Wednesday, December 16, 2009

BBCFour and why I love it


Now I would continue reviewing Le restaurant but there doesn't seem to be much point now that my favourites have been dumped and those shark-eyed winking no-hopers James and JJ have survived thanks to their ruthlessly competent and increasingly contemptuous sous chef. This year's crop have been the most hopeless yet, and I can't see Raymond Blanc risking his sanity and reputation for another run next year.

So I'm going to warble the praises of BBC4 instead. It's great. In fact, I'd like the BBC board to divide my licence fee equally between BBC4 and Radios 4 and 5live. Someone else can pay for Eastenders.

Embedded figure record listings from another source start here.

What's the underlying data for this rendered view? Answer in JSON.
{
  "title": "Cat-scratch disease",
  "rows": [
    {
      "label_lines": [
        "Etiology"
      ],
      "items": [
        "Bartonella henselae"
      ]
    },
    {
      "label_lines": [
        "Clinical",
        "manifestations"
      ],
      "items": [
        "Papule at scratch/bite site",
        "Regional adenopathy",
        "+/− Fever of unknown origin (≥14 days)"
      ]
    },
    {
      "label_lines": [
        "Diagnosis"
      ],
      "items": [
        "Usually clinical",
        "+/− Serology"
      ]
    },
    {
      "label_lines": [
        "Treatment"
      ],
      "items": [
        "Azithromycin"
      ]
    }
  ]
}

This week's offerings have been a fascinating history of Russian art -in which I discovered that Peter the Great had stayed in Deptford, a French murder mystery and the utterly magnificent Wallander.

The French murder mystery is called 'The Poisoner' and tells the apparently true story of a middle aged woman torn apart by jealousy and village gossip. It's beautifully filmed in harsh grey and leached colour for the village scenes: and warm browns and reds for the Parisien scenes. Marie is a country widow who refuses the advances of her neighbour. Neighbour and best friend (who also slept with her late husband) conspire to spread the story that Marie poisoned her husband so that she could run off with her German lodger - this all takes place in 1947, so feelings about Germans run a little wild. Marie is arrested and the weasly investigating officer ain't no Morse. At the end of the first episode, she's about to go to trial, having been tricked into a confession by ber cellmate (working for M N'est-pas Morse). A campaigning young journalist has taken up her cause and she has a cute lawyer, so things may be looking up (for the journo and the lawyer anyway)

Watching Wallander in Swedish is hard work. You can't help but see names from the IKEA catalogue all over the place. So they'll talk about a murder in Malmo and you'll wonder what if it was a problem with the assembly instructions. And blood! Everywhere! Not to mention scenery, snow, wind and a lead character who always appears to be on the brink of a breakdown, aided by his equally glum daughter and her on-off boyfriend. Wallander takes us on a tour of Sweden's darker side, and we discover that it's just like home, only colder.